Politics is expensive. Just through late October, the top two candidates spent close to $2 billion vying for that fancy oval office and comfy bed on Air Force One. A report Wednesday stated that between the two candidates, they spent $1 billion on TV ads alone.

But let’s talk about the cost of another type of politics. If you’re like me, you’re probably campaign-weary too. My favorite Tweet from Election Day was by Larry Sabato, the Director of the University of Virginia Center for Politics. “Some call it Election Day. I call it Negative Ad Liberation Day.”

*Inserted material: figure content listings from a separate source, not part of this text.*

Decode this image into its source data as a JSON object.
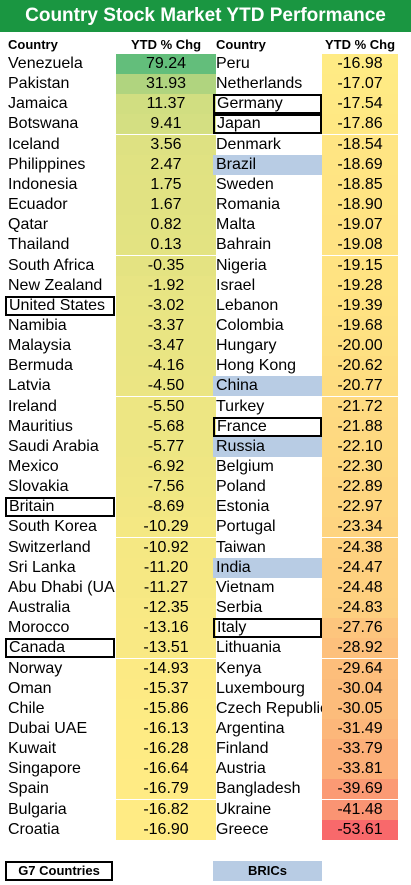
{
  "title": "Country Stock Market YTD Performance",
  "headers": {
    "country": "Country",
    "value": "YTD % Chg"
  },
  "legend": {
    "g7": "G7 Countries",
    "bric": "BRICs"
  },
  "chart_data": {
    "type": "table",
    "columns": [
      [
        {
          "country": "Venezuela",
          "value": "79.24"
        },
        {
          "country": "Pakistan",
          "value": "31.93"
        },
        {
          "country": "Jamaica",
          "value": "11.37"
        },
        {
          "country": "Botswana",
          "value": "9.41"
        },
        {
          "country": "Iceland",
          "value": "3.56"
        },
        {
          "country": "Philippines",
          "value": "2.47"
        },
        {
          "country": "Indonesia",
          "value": "1.75"
        },
        {
          "country": "Ecuador",
          "value": "1.67"
        },
        {
          "country": "Qatar",
          "value": "0.82"
        },
        {
          "country": "Thailand",
          "value": "0.13"
        },
        {
          "country": "South Africa",
          "value": "-0.35"
        },
        {
          "country": "New Zealand",
          "value": "-1.92"
        },
        {
          "country": "United States",
          "value": "-3.02",
          "group": "g7"
        },
        {
          "country": "Namibia",
          "value": "-3.37"
        },
        {
          "country": "Malaysia",
          "value": "-3.47"
        },
        {
          "country": "Bermuda",
          "value": "-4.16"
        },
        {
          "country": "Latvia",
          "value": "-4.50"
        },
        {
          "country": "Ireland",
          "value": "-5.50"
        },
        {
          "country": "Mauritius",
          "value": "-5.68"
        },
        {
          "country": "Saudi Arabia",
          "value": "-5.77"
        },
        {
          "country": "Mexico",
          "value": "-6.92"
        },
        {
          "country": "Slovakia",
          "value": "-7.56"
        },
        {
          "country": "Britain",
          "value": "-8.69",
          "group": "g7"
        },
        {
          "country": "South Korea",
          "value": "-10.29"
        },
        {
          "country": "Switzerland",
          "value": "-10.92"
        },
        {
          "country": "Sri Lanka",
          "value": "-11.20"
        },
        {
          "country": "Abu Dhabi (UAE)",
          "value": "-11.27"
        },
        {
          "country": "Australia",
          "value": "-12.35"
        },
        {
          "country": "Morocco",
          "value": "-13.16"
        },
        {
          "country": "Canada",
          "value": "-13.51",
          "group": "g7"
        },
        {
          "country": "Norway",
          "value": "-14.93"
        },
        {
          "country": "Oman",
          "value": "-15.37"
        },
        {
          "country": "Chile",
          "value": "-15.86"
        },
        {
          "country": "Dubai UAE",
          "value": "-16.13"
        },
        {
          "country": "Kuwait",
          "value": "-16.28"
        },
        {
          "country": "Singapore",
          "value": "-16.64"
        },
        {
          "country": "Spain",
          "value": "-16.79"
        },
        {
          "country": "Bulgaria",
          "value": "-16.82"
        },
        {
          "country": "Croatia",
          "value": "-16.90"
        }
      ],
      [
        {
          "country": "Peru",
          "value": "-16.98"
        },
        {
          "country": "Netherlands",
          "value": "-17.07"
        },
        {
          "country": "Germany",
          "value": "-17.54",
          "group": "g7"
        },
        {
          "country": "Japan",
          "value": "-17.86",
          "group": "g7"
        },
        {
          "country": "Denmark",
          "value": "-18.54"
        },
        {
          "country": "Brazil",
          "value": "-18.69",
          "group": "bric"
        },
        {
          "country": "Sweden",
          "value": "-18.85"
        },
        {
          "country": "Romania",
          "value": "-18.90"
        },
        {
          "country": "Malta",
          "value": "-19.07"
        },
        {
          "country": "Bahrain",
          "value": "-19.08"
        },
        {
          "country": "Nigeria",
          "value": "-19.15"
        },
        {
          "country": "Israel",
          "value": "-19.28"
        },
        {
          "country": "Lebanon",
          "value": "-19.39"
        },
        {
          "country": "Colombia",
          "value": "-19.68"
        },
        {
          "country": "Hungary",
          "value": "-20.00"
        },
        {
          "country": "Hong Kong",
          "value": "-20.62"
        },
        {
          "country": "China",
          "value": "-20.77",
          "group": "bric"
        },
        {
          "country": "Turkey",
          "value": "-21.72"
        },
        {
          "country": "France",
          "value": "-21.88",
          "group": "g7"
        },
        {
          "country": "Russia",
          "value": "-22.10",
          "group": "bric"
        },
        {
          "country": "Belgium",
          "value": "-22.30"
        },
        {
          "country": "Poland",
          "value": "-22.89"
        },
        {
          "country": "Estonia",
          "value": "-22.97"
        },
        {
          "country": "Portugal",
          "value": "-23.34"
        },
        {
          "country": "Taiwan",
          "value": "-24.38"
        },
        {
          "country": "India",
          "value": "-24.47",
          "group": "bric"
        },
        {
          "country": "Vietnam",
          "value": "-24.48"
        },
        {
          "country": "Serbia",
          "value": "-24.83"
        },
        {
          "country": "Italy",
          "value": "-27.76",
          "group": "g7"
        },
        {
          "country": "Lithuania",
          "value": "-28.92"
        },
        {
          "country": "Kenya",
          "value": "-29.64"
        },
        {
          "country": "Luxembourg",
          "value": "-30.04"
        },
        {
          "country": "Czech Republic",
          "value": "-30.05"
        },
        {
          "country": "Argentina",
          "value": "-31.49"
        },
        {
          "country": "Finland",
          "value": "-33.79"
        },
        {
          "country": "Austria",
          "value": "-33.81"
        },
        {
          "country": "Bangladesh",
          "value": "-39.69"
        },
        {
          "country": "Ukraine",
          "value": "-41.48"
        },
        {
          "country": "Greece",
          "value": "-53.61"
        }
      ]
    ]
  },
  "colors": {
    "title_bg": "#1a9641",
    "scale_high": "#63be7b",
    "scale_mid": "#ffeb84",
    "scale_low": "#f8696b",
    "bric": "#b8cce4"
  }
}
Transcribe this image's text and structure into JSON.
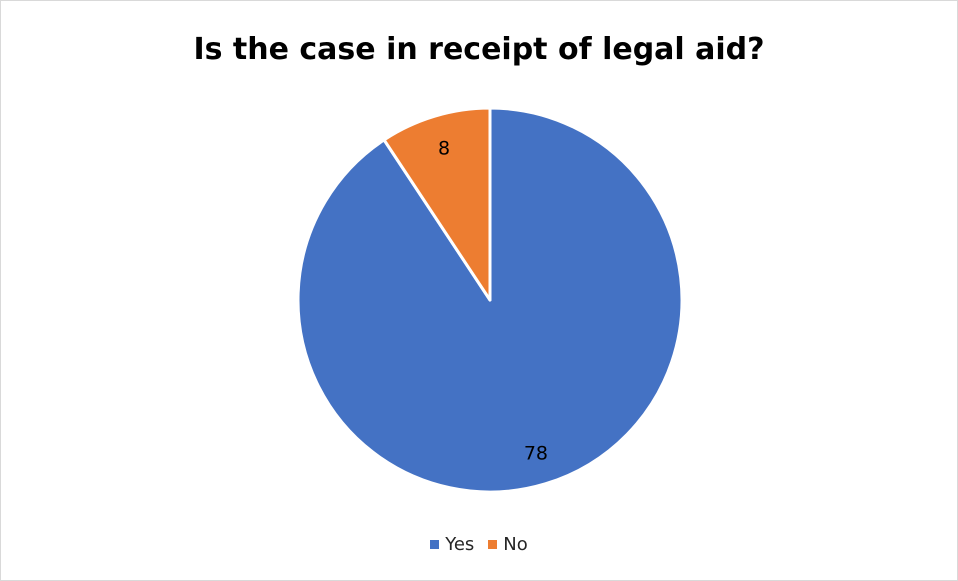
{
  "chart_data": {
    "type": "pie",
    "title": "Is the case in receipt of legal aid?",
    "categories": [
      "Yes",
      "No"
    ],
    "values": [
      78,
      8
    ],
    "data_labels": [
      "78",
      "8"
    ],
    "colors": [
      "#4472C4",
      "#ED7D31"
    ],
    "legend": {
      "placement": "bottom",
      "entries": [
        "Yes",
        "No"
      ]
    },
    "start_angle": "12 o'clock",
    "direction": "clockwise"
  }
}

NASA managers knew there were issues with the O-rings on the Challenger and had been warned by engineers that it was too cold for the launch. But the organizational culture was such that people were scared to report the problems. It was launched on January 28, 1986 and broke apart 73 seconds later with six astronauts and a school teacher on board.

I want to talk about office politics. I don’t care whether you’re involved in your church’s flower guild, your condo association or a multi-million dollar company — every organization has politics. You’ve heard the definition of a dysfunctional family, right? One that has more than one member. Pretty much can be said of a group that has to deal with politics.

Everyone has an agenda. Fred in accounting may be sucking up to the boss, hoping for a promotion while Sue tries to avoid any type of controversy and sticks to her cubicle. I’m not concerned here with these type behaviors.

I’m talking about what takes place at the senior level, where playing politics can have the most devastating and costly consequences, even to the point that senior level managers can paralyze the operations of a company. Or worse.

I once worked with a large company where the directors were in a dispute over the direction of the company. Some old directors wanted to continue in the manufacturing business, believing they could salvage some of the company’s remaining resources, while others wanted to morph into a licensing company and focus resources on what they saw as a more promising path.

The problem was that the transition to a licensing company had already begun and the politics among these officers resulted in a six-month loss of time — not to mention millions of dollars — before the company pulled together on the project that would save them.

I’m not saying disagreement among managers is a bad thing. It can be a healthy way to flesh out the best ideas. Problems arise when one person or a group of people tries to undermine the process of normal negotiations and discussions by currying the favor of senior management or board members, and skew assumptions and strategies towards their desired outcomes. I’ve seen numerous companies disintegrate for these reasons.

The problem with politics is that not everyone has the best interests of the company in mind.

Let me give you a more deadly example. After the space shuttle Challenger explosion in 1986, Ronald Reagan formed the Rogers Commission to investigate what happened. Their findings were chilling.

NASA managers knew that there was a potentially catastrophic flaw in the O-rings and had known it for years, but NASA’s organizational culture was such that the people working closely on the project were too scared to bring it up.

Managers also disregarded warnings from engineers about launching in the low temperatures that morning, fearful that a delay might hurt the image of the space program. Seven people died as a result.

One of the largest barriers created by politics is that the CEO is unable to get the right answers and information he needs quickly enough to act, particularly during a crisis.

Another problem with an overly politicized office is that morale among employees is generally low and productivity is lowered. And unhappy employees have a harder time doing their jobs. Gallup reported that lost productivity due to employee disengagement costs more than $300 billion in the U.S. annually.

What is office politics costing your company?